While the firm did have an anti-money laundering program in place, its parameters for detecting suspicious activity during a certain period "were too narrow under the circumstances," the SEC said.
The charges involve non-resident alien brokerage accounts in a San Diego branch that the SEC said were not adequately screened for money laundering risk from January 2011 through March 2013. At the time, UBS had an average of 300,000 NRA accounts with more than $83 billion moving through them. The San Diego branch was at increased risk for money laundering because its primary business was servicing those types of accounts, with nearly 6,000 such accounts that moved more than $9 billion during the period.
By offering other services, such as wires, internal transfers between accounts, check writing, ATM withdrawals, cash advances and ACH transfers, the firm was susceptible to the risks of money laundering, the SEC said.

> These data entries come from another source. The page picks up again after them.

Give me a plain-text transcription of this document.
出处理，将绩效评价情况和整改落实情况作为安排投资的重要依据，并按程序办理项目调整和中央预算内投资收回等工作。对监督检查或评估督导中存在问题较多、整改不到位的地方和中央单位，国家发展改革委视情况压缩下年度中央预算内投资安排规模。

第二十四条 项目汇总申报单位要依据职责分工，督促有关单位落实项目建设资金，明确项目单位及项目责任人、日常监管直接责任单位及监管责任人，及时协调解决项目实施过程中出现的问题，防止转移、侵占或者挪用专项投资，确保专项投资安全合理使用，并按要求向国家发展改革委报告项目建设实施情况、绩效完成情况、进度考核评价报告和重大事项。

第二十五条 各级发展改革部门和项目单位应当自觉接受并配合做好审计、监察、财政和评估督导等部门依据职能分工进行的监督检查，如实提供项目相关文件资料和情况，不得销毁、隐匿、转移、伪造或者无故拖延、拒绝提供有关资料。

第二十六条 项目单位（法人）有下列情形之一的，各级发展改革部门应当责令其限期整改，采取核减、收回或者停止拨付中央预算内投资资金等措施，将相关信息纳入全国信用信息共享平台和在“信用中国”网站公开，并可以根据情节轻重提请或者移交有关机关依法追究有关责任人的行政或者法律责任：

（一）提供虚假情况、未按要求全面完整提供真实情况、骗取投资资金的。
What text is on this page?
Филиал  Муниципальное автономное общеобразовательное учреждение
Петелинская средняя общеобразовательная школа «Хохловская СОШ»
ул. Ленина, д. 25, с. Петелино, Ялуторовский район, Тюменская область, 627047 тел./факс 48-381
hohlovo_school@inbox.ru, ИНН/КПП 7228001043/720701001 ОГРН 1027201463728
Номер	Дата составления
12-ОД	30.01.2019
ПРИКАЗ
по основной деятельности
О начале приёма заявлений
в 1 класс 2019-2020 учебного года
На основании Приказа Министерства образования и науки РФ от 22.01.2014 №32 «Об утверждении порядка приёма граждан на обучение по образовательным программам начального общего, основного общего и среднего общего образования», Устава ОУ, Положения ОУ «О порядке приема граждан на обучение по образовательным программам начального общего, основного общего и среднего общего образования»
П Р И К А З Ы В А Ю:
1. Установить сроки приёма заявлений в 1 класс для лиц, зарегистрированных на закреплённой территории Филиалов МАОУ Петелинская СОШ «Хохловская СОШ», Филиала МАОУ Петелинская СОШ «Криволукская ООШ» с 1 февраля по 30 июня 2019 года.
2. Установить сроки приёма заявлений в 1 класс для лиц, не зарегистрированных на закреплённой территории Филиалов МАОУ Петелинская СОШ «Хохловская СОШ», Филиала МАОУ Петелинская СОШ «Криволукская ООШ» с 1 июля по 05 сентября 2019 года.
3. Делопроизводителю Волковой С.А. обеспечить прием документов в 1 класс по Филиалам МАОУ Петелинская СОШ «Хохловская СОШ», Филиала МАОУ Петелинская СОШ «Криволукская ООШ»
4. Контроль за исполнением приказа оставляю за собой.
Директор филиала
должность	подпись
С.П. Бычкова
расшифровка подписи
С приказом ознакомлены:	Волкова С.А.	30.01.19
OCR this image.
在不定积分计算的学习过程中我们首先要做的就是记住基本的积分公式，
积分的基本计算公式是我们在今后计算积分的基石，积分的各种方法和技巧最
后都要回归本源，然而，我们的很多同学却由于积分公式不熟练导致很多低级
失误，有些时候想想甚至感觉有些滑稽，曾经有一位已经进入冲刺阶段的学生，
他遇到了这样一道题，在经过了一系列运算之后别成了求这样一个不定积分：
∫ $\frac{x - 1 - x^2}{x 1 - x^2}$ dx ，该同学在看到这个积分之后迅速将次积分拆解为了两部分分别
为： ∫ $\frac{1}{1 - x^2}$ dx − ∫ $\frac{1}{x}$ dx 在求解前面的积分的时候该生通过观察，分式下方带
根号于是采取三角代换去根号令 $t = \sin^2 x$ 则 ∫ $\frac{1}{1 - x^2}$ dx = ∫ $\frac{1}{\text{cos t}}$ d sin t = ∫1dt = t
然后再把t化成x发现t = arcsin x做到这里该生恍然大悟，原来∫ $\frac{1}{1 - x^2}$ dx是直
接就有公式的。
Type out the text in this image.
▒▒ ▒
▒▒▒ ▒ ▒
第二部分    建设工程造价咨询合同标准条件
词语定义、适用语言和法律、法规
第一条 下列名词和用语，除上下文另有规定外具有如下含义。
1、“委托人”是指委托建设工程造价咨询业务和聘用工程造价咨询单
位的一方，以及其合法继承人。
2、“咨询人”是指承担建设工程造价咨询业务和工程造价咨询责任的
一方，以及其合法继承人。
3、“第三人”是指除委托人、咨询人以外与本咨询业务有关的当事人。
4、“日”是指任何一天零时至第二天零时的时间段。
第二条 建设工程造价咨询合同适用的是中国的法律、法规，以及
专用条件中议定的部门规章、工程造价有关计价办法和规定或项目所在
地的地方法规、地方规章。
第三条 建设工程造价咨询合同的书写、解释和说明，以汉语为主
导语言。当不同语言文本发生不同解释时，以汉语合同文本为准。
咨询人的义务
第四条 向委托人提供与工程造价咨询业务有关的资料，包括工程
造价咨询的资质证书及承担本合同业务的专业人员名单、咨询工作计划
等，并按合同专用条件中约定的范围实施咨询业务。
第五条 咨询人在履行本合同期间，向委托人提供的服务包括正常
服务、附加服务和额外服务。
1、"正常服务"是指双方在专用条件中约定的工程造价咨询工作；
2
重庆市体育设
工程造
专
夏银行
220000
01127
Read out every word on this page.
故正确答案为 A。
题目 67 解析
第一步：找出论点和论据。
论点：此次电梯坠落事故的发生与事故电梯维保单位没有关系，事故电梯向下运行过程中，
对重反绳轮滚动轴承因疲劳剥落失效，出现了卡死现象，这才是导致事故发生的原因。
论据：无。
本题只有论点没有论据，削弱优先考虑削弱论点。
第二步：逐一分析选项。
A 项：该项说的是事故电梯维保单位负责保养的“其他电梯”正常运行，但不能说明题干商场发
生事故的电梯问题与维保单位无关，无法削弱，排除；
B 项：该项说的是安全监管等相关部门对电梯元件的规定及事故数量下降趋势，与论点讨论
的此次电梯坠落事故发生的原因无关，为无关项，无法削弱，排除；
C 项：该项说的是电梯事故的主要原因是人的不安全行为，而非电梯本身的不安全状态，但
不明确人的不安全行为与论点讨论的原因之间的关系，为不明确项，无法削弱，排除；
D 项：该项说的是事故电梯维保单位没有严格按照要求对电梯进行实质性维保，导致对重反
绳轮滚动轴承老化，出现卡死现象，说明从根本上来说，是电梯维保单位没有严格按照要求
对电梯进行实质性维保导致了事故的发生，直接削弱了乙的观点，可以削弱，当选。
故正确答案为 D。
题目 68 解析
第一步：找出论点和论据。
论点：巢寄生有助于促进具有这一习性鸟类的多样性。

"While there is nothing inherently suspicious about NRA customers," there may be an increased money laundering risk from customers engaging in cross-border money movements between high-risk jurisdictions, off-shore shell companies or personal investment companies. Some of the San Diego NRA account holders lived in countries that UBS itself had identified as at increased risk of money laundering, including Mexico, Venezuela, and Panama, the SEC said.
UBS said in a statement that it is pleased to have resolved this matter, which addressed certain legacy anti-money laundering program deficiencies. "UBS remains fully committed to assisting the government in combating money laundering and other illicit activity," the statement said.